Peart, an avid reader, brought two books on the trip with him, Nicomachean Ethics by Aristotle and Dear Theo by Vincent van Gogh, to read at rest stops and before bedtime. He would entwine thoughts about these two books throughout The Masked Rider.

===Southern tour===
They all met in Douala, where they would first travel west along the coast of the Atlantic Ocean and then turn north to the heart of the former British Cameroon, stopping at many towns in Southern Cameroon along the way, like Tiko, Buea, Limbe, Kumba, Nkongsamba, Bafang, Bafoussam, Mbouda, Bamenda, Bafut, Ndop, Kumbo, Jakiri, and Foumban.

As they travel, Elsa starts complaining and is so tired after a few days she contemplates quitting, but it was David who encouraged her to keep going. Neil and the others also experience many things about each town; how nice some are (Bamenda) and how not so nice the others are (Kumba). Peart called Kumba "a real hell hole." They also meet a Peace Corps volunteer named Kim in Jakiri who cooked them all hamburgers.

===Buses and trains===
After the Southern tour is over, all five of them are crammed into a bus in Foumban to go to Yaoundé, where they spend two days enjoying the street food and Neil got to make a call home to his wife before boarding a train to Ngaoundéré. Once there, they board another bus for Garoua. However, this bus would have problems, starting with the bus driver allowing both of one set of dual tires to blow out, and managing to obtain another tire to fix it all before continuing on (as there was only one spare tire, which was useless when two tires are blown out). Eventually, about 30 miles from Garoua, the bus's engine would give out, and they decide to start cycling again from there.

===Northern tour===
From before Garoua, the gang starts cycling again to towns and villages in the north. After Garoua, it would be Hama Koussou, Dembo, Tchevi, Roumsiki, Guave, Mabas, Tourou, Mozogo, Mora, Waza, Ndiguina, Maltam, Kousséri, and finally, to N'Djamena, Chad.

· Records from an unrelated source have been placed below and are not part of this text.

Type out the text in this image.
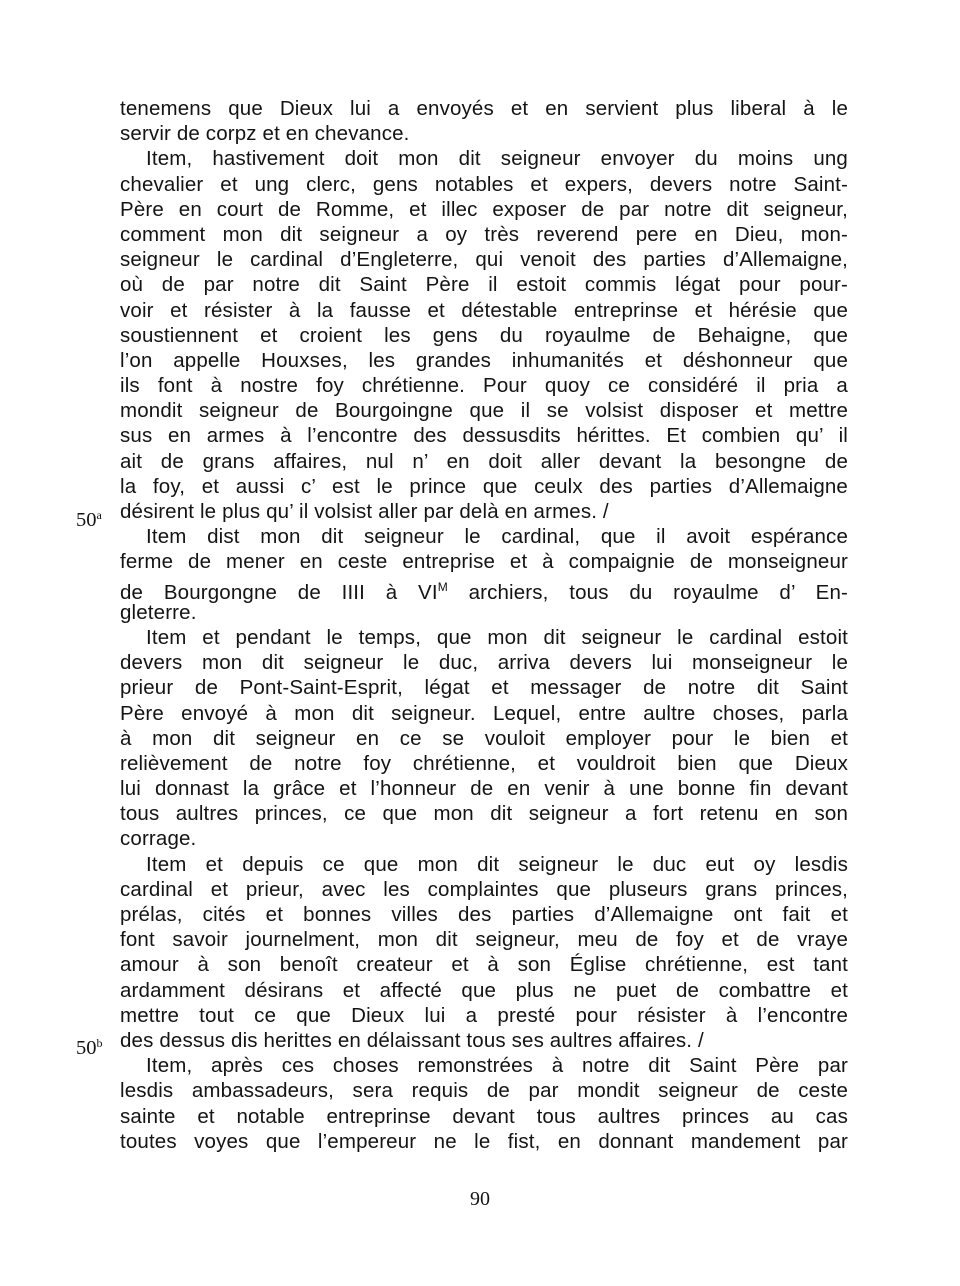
tenemens que Dieux lui a envoyés et en servient plus liberal à le
servir de corpz et en chevance.
Item, hastivement doit mon dit seigneur envoyer du moins ung
chevalier et ung clerc, gens notables et expers, devers notre Saint-
Père en court de Romme, et illec exposer de par notre dit seigneur,
comment mon dit seigneur a oy très reverend pere en Dieu, mon-
seigneur le cardinal d’Engleterre, qui venoit des parties d’Allemaigne,
où de par notre dit Saint Père il estoit commis légat pour pour-
voir et résister à la fausse et détestable entreprinse et hérésie que
soustiennent et croient les gens du royaulme de Behaigne, que
l’on appelle Houxses, les grandes inhumanités et déshonneur que
ils font à nostre foy chrétienne. Pour quoy ce considéré il pria a
mondit seigneur de Bourgoingne que il se volsist disposer et mettre
sus en armes à l’encontre des dessusdits hérittes. Et combien qu’ il
ait de grans affaires, nul n’ en doit aller devant la besongne de
la foy, et aussi c’ est le prince que ceulx des parties d’Allemaigne
désirent le plus qu’ il volsist aller par delà en armes. /
Item dist mon dit seigneur le cardinal, que il avoit espérance
ferme de mener en ceste entreprise et à compaignie de monseigneur
de Bourgongne de IIII à $VI^M$ archiers, tous du royaulme d’ En-
gleterre.
Item et pendant le temps, que mon dit seigneur le cardinal estoit
devers mon dit seigneur le duc, arriva devers lui monseigneur le
prieur de Pont-Saint-Esprit, légat et messager de notre dit Saint
Père envoyé à mon dit seigneur. Lequel, entre aultre choses, parla
à mon dit seigneur en ce se vouloit employer pour le bien et
relièvement de notre foy chrétienne, et vouldroit bien que Dieux
lui donnast la grâce et l’honneur de en venir à une bonne fin devant
tous aultres princes, ce que mon dit seigneur a fort retenu en son
corrage.
Item et depuis ce que mon dit seigneur le duc eut oy lesdis
cardinal et prieur, avec les complaintes que pluseurs grans princes,
prélas, cités et bonnes villes des parties d’Allemaigne ont fait et
font savoir journelment, mon dit seigneur, meu de foy et de vraye
amour à son benoît createur et à son Église chrétienne, est tant
ardamment désirans et affecté que plus ne puet de combattre et
mettre tout ce que Dieux lui a presté pour résister à l’encontre
des dessus dis herittes en délaissant tous ses aultres affaires. /
Item, après ces choses remonstrées à notre dit Saint Père par
lesdis ambassadeurs, sera requis de par mondit seigneur de ceste
sainte et notable entreprinse devant tous aultres princes au cas
toutes voyes que l’empereur ne le fist, en donnant mandement par
50$^a$
50$^b$
90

During this time, Neil would get nervous while being accosted by a very, very drunk Cameroon soldier in Dembo, he and Leonard would almost wind up in Nigeria, they would enjoy looking at wildlife in a game park, Campement de Waza, while enjoying a bit of luxury, and finally continuing onto N'Djamena, where they would have further adventures concluding the trip.

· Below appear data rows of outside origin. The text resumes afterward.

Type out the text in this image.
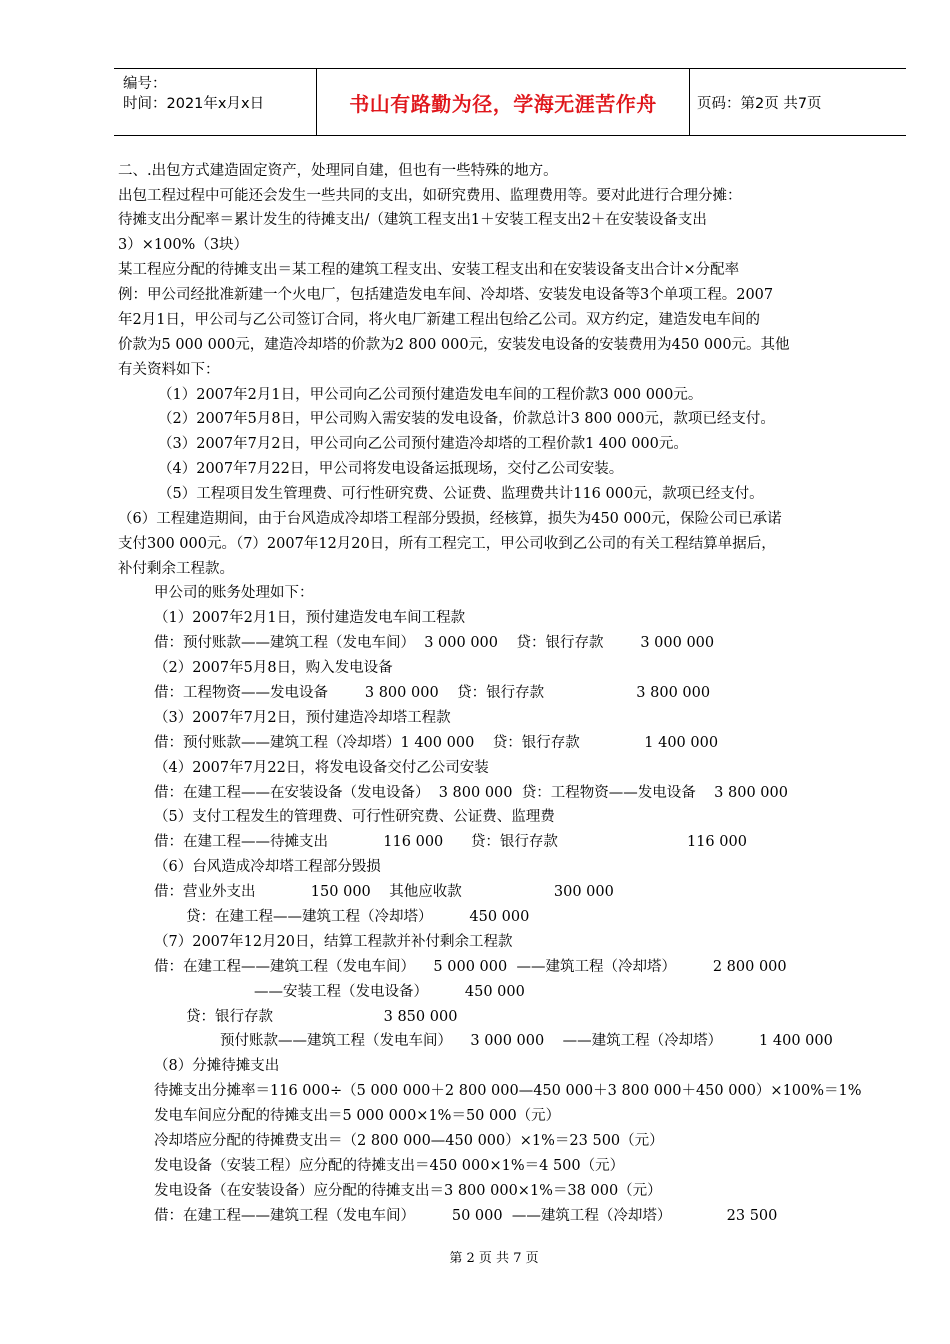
编号：
时间：2021年x月x日	书山有路勤为径，学海无涯苦作舟	页码：第2页 共7页
二、.出包方式建造固定资产，处理同自建，但也有一些特殊的地方。
出包工程过程中可能还会发生一些共同的支出，如研究费用、监理费用等。要对此进行合理分摊：
待摊支出分配率＝累计发生的待摊支出/（建筑工程支出1＋安装工程支出2＋在安装设备支出
3）×100%（3块）
某工程应分配的待摊支出＝某工程的建筑工程支出、安装工程支出和在安装设备支出合计×分配率
例：甲公司经批准新建一个火电厂，包括建造发电车间、冷却塔、安装发电设备等3个单项工程。2007
年2月1日，甲公司与乙公司签订合同，将火电厂新建工程出包给乙公司。双方约定，建造发电车间的
价款为5 000 000元，建造冷却塔的价款为2 800 000元，安装发电设备的安装费用为450 000元。其他
有关资料如下：
（1）2007年2月1日，甲公司向乙公司预付建造发电车间的工程价款3 000 000元。
（2）2007年5月8日，甲公司购入需安装的发电设备，价款总计3 800 000元，款项已经支付。
（3）2007年7月2日，甲公司向乙公司预付建造冷却塔的工程价款1 400 000元。
（4）2007年7月22日，甲公司将发电设备运抵现场，交付乙公司安装。
（5）工程项目发生管理费、可行性研究费、公证费、监理费共计116 000元，款项已经支付。
（6）工程建造期间，由于台风造成冷却塔工程部分毁损，经核算，损失为450 000元，保险公司已承诺
支付300 000元。（7）2007年12月20日，所有工程完工，甲公司收到乙公司的有关工程结算单据后，
补付剩余工程款。
甲公司的账务处理如下：
（1）2007年2月1日，预付建造发电车间工程款
借：预付账款——建筑工程（发电车间）  3 000 000    贷：银行存款        3 000 000
（2）2007年5月8日，购入发电设备
借：工程物资——发电设备        3 800 000    贷：银行存款                    3 800 000
（3）2007年7月2日，预付建造冷却塔工程款
借：预付账款——建筑工程（冷却塔）1 400 000    贷：银行存款              1 400 000
（4）2007年7月22日，将发电设备交付乙公司安装
借：在建工程——在安装设备（发电设备）  3 800 000  贷：工程物资——发电设备    3 800 000
（5）支付工程发生的管理费、可行性研究费、公证费、监理费
借：在建工程——待摊支出            116 000      贷：银行存款                            116 000
（6）台风造成冷却塔工程部分毁损
借：营业外支出            150 000    其他应收款                    300 000
贷：在建工程——建筑工程（冷却塔）        450 000
（7）2007年12月20日，结算工程款并补付剩余工程款
借：在建工程——建筑工程（发电车间）    5 000 000  ——建筑工程（冷却塔）        2 800 000
——安装工程（发电设备）        450 000
贷：银行存款                        3 850 000
预付账款——建筑工程（发电车间）    3 000 000    ——建筑工程（冷却塔）        1 400 000
（8）分摊待摊支出
待摊支出分摊率＝116 000÷（5 000 000＋2 800 000—450 000＋3 800 000＋450 000）×100%＝1%
发电车间应分配的待摊支出＝5 000 000×1%＝50 000（元）
冷却塔应分配的待摊费支出＝（2 800 000—450 000）×1%＝23 500（元）
发电设备（安装工程）应分配的待摊支出＝450 000×1%＝4 500（元）
发电设备（在安装设备）应分配的待摊支出＝3 800 000×1%＝38 000（元）
借：在建工程——建筑工程（发电车间）        50 000  ——建筑工程（冷却塔）            23 500
第 2 页 共 7 页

First, they had to obtain exit visas to leave Cameroon, then they would be told they would need one to leave Chad, which they were afraid they could not get in time for the one flight per week. Peart would get so ill the night before worrying about all this, he could not face dinner, but the next morning was much better, and they all managed to leave the country and conclude the tour. Neil, Leonard, and Elsa would fly UTA to Paris, while David and Annie would fly Air Afrique to Mali.

At the end, Neil would spend a week with his then-wife, Jackie, in Paris.

==Printings==
Originally published in 1996 by Pottersfield Press, a small publishing company based in Nova Scotia, The Masked Rider was only available in Canadian bookstores, on Amazon.com, and at souvenir stands at Rush concerts. However, subsequent books by Peart were published by ECW Press, which actually had an international distributor; thus those books garnered more sales, and in 2004, ECW bought the publishing rights for The Masked Rider and released a second edition.

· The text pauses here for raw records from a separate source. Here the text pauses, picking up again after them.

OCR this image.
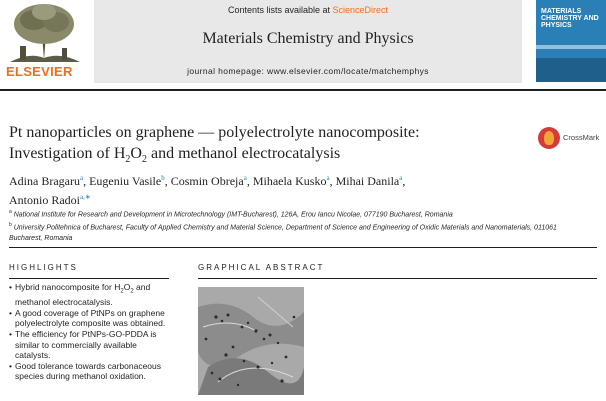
ELSEVIER
Contents lists available at ScienceDirect
Materials Chemistry and Physics
journal homepage: www.elsevier.com/locate/matchemphys
MATERIALS CHEMISTRY AND PHYSICS
Pt nanoparticles on graphene — polyelectrolyte nanocomposite:
Investigation of $H_2O_2$ and methanol electrocatalysis
CrossMark
Adina Bragaru$^a$, Eugeniu Vasile$^b$, Cosmin Obreja$^a$, Mihaela Kusko$^a$, Mihai Danila$^a$,
Antonio Radoi$^{a,∗}$
$^a$ National Institute for Research and Development in Microtechnology (IMT-Bucharest), 126A, Erou Iancu Nicolae, 077190 Bucharest, Romania
$^b$ University Politehnica of Bucharest, Faculty of Applied Chemistry and Material Science, Department of Science and Engineering of Oxidic Materials and Nanomaterials, 011061 Bucharest, Romania
HIGHLIGHTS
• Hybrid nanocomposite for $H_2O_2$ and methanol electrocatalysis.
• A good coverage of PtNPs on graphene polyelectrolyte composite was obtained.
• The efficiency for PtNPs-GO-PDDA is similar to commercially available catalysts.
• Good tolerance towards carbonaceous species during methanol oxidation.
GRAPHICAL ABSTRACT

When the second edition of The Masked Rider came out, there were numerous mistakes that were not seen by Peart until after the book went on sale at a concert in Milwaukee. For instance, all of the pictures were missing, the original map of Cameroon was there, and not a more updated version, along with at least one glaring grammatical error (involving an exact quote from an African native, which was in pidgin English, but was written in the book in proper English). By the time the book was pulled from the shelves in Milwaukee, 26 copies of that book were sold. Peart then offered, on Rush's website, to replace those copies with a signed hardcover copy of the correct version. Two people took Peart up on the offer, leaving only 24 copies of the book in circulation.